The whole rugby locker room shakes before the game. With music blaring, players shouting, and rugby balls flying around, the team feeds off of each other’s focused energy before walking out on the field. As kickoff approaches, the starting 15 binds in a circle under their defending goal post, surrounding their captain, Eric Miller. Miller leads the team in a prayer, offers words of inspiration, and then leads them up the field, ready for the game. In doing so, Miller recognizes “that all the abilities [he has] are gifts from God and [he] cannot take them lightly.”
As anyone who has ever played the game will agree, rugby is a unique sport played by very “unique” people. To the outside eye, rugby players seem fueled by aggression and slight insanity, which, though not fully incorrect, fails to encompass the necessary discipline and unity vital for success on the pitch. This need for discipline reveals the importance of strong leadership on the team, especially from the captain. Eric Miller may pass on the shenanigans, but his loyalty and dedication to the team sets the standard for the rest of the players, while his spirituality and equanimity help bring the team to the proper pre-game mindset.
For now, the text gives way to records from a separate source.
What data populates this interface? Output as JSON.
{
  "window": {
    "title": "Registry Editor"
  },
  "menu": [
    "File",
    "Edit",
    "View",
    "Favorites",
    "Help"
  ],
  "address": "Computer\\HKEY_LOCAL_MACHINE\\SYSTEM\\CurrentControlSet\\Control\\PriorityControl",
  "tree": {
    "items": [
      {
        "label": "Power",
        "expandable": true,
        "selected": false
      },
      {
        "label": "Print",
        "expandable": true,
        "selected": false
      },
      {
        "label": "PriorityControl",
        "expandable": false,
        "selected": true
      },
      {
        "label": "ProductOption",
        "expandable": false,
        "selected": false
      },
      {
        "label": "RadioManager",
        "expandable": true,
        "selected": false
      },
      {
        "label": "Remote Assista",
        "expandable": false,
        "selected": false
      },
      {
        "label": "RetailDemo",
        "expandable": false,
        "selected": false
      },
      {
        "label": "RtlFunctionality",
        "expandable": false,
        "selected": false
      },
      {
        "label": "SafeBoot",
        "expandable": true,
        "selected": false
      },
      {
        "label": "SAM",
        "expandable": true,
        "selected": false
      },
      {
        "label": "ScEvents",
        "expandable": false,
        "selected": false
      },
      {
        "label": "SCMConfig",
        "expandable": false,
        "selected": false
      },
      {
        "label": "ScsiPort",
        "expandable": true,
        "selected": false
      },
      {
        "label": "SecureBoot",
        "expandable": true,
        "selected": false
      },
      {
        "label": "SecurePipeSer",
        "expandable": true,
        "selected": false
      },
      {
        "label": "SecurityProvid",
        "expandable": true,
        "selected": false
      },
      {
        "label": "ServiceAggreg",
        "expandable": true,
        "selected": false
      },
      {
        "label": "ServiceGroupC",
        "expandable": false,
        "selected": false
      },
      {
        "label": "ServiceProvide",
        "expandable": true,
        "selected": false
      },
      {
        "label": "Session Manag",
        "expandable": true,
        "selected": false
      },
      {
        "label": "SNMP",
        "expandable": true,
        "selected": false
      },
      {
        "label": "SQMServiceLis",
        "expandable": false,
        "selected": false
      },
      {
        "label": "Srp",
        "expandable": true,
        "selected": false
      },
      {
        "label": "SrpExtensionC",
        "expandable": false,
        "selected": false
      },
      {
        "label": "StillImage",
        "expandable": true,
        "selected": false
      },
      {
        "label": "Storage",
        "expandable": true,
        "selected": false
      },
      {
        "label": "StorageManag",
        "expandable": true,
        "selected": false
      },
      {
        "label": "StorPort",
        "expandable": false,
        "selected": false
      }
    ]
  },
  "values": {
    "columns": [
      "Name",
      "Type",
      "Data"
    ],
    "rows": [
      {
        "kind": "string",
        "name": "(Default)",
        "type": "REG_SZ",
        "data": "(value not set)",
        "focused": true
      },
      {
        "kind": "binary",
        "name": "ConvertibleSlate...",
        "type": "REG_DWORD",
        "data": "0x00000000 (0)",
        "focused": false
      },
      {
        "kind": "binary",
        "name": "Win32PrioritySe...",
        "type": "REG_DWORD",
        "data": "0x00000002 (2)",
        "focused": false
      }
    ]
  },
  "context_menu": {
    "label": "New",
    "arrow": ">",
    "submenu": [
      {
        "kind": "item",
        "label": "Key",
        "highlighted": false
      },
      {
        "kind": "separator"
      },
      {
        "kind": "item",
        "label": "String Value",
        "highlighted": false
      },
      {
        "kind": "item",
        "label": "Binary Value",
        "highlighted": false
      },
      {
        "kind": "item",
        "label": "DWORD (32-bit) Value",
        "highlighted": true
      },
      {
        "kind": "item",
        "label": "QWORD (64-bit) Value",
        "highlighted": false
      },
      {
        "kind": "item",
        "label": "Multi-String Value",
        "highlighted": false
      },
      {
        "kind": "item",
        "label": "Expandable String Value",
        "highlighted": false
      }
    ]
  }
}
Beginning in his freshman year, Miller is one of the few four year players on the team, making him one of the most experienced players in the program. “Eric Miller is one of those guys who has always loved the sport and loved to play,” according to head coach Matt Ortiz, and he “leads by example.” For instance, Miller served as a Kairos retreat leader the week of the team’s first game against St. Thomas. Although Miller was “exhausted from the retreat and was worried that [he] wouldn’t be able to perform to the best of [his] abilities,” Miller recognized his team needed him, and wasted no time and rushed to suit up for the match, “knowing that [he] was ready for the game” after seeing “the excitement on [his] teammates faces.” He then began his only pregame ritual: “a small prayer for the outcome of the game to be in our favor.” His pregame prayer epitomizes Miller’s view of the role of a captain, to “lead by example and [his] try my hardest to have that example be beneficial to not only physical fitness of the team but also their character.”
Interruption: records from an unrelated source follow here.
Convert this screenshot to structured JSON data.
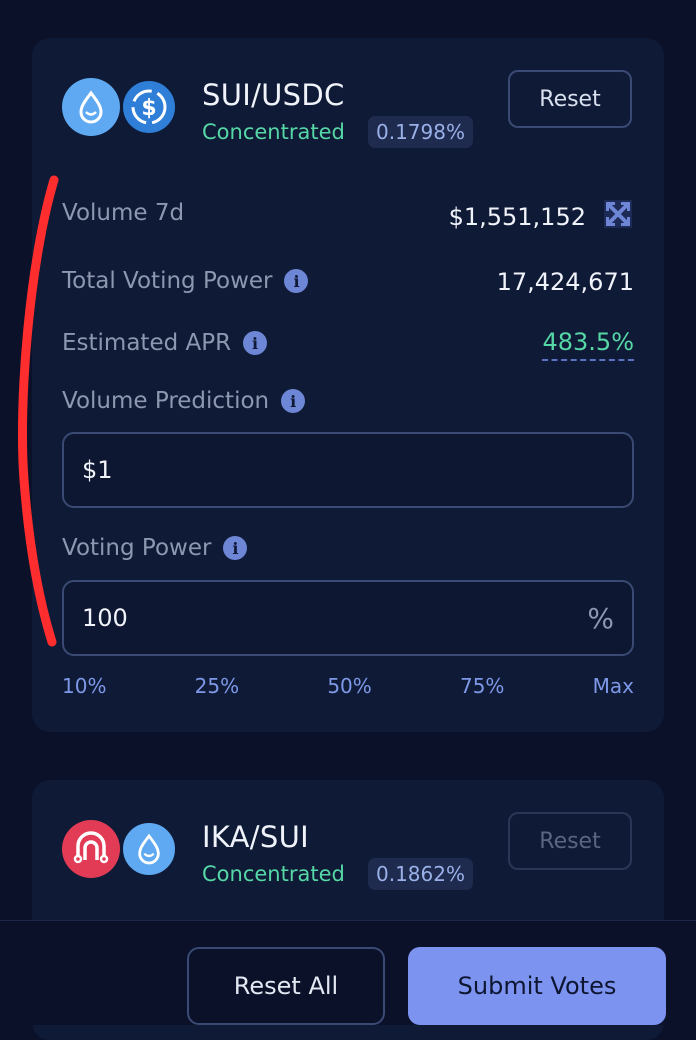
{
  "pools": [
    {
      "name": "SUI/USDC",
      "type": "Concentrated",
      "fee": "0.1798%",
      "reset_label": "Reset",
      "icons": [
        "sui-coin-icon",
        "usdc-coin-icon"
      ]
    },
    {
      "name": "IKA/SUI",
      "type": "Concentrated",
      "fee": "0.1862%",
      "reset_label": "Reset",
      "icons": [
        "ika-coin-icon",
        "sui-coin-icon"
      ]
    }
  ],
  "stats": {
    "volume_label": "Volume 7d",
    "volume_value": "$1,551,152",
    "total_voting_power_label": "Total Voting Power",
    "total_voting_power_value": "17,424,671",
    "estimated_apr_label": "Estimated APR",
    "estimated_apr_value": "483.5%"
  },
  "volume_prediction": {
    "label": "Volume Prediction",
    "value": "$1"
  },
  "voting_power": {
    "label": "Voting Power",
    "value": "100",
    "suffix": "%",
    "presets": [
      "10%",
      "25%",
      "50%",
      "75%",
      "Max"
    ]
  },
  "footer": {
    "reset_all_label": "Reset All",
    "submit_label": "Submit Votes"
  },
  "colors": {
    "background": "#0a1128",
    "card": "#0f1a36",
    "accent_green": "#55d7a6",
    "accent_blue": "#7c93f0",
    "annotation_red": "#ff2d2d"
  }
}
This behavior was not limited to his time on the rugby team, but also carried over to his four years on the football team. Miller suffered a season ending ACL tear, which most players would use as an excuse to miss early or long practices, especially senior year. However, head coach Brandon Hickman noticed that “after this happened, his commitment to his brothers was very evident because he never missed a practice and cheered on his teammates on Friday nights.” Miller proved himself to be a true “Man for Others,” overcoming his disappointment and doing “whatever it took to help his teammates.”
In addition to being a dual sport athlete, Miller is very active in community service. Miller was the recipient of the Louis Kramer Memorial Scholarship, awarded to the junior with the second most community service hours in his class, and is the Marketing Advertising Executive for the Ignatian Leadership Corps. When asked what motivated his service involvement, Miller stated, “It started out just for the requirement, but the more and more I did the more I enjoyed it and the people I was working with, and after that the hours didn’t really matter to me.” Miller’s favorite service event is the ICan Bike Camp, a week long camp run by the Down Syndrome Guild of Dallas that teaches kids with Down Syndrome how to ride a bike. “I have done the DSGD ICan Bike Camp for three years,” reflected Eric, adding “it is a lot of fun and very rewarding.”
Miller’s devotion to his team and his community embodies the profile of the Jesuit graduate. He has transcended beyond his own personal agenda and works towards improving not only the competitiveness of his team, but also the character of each player.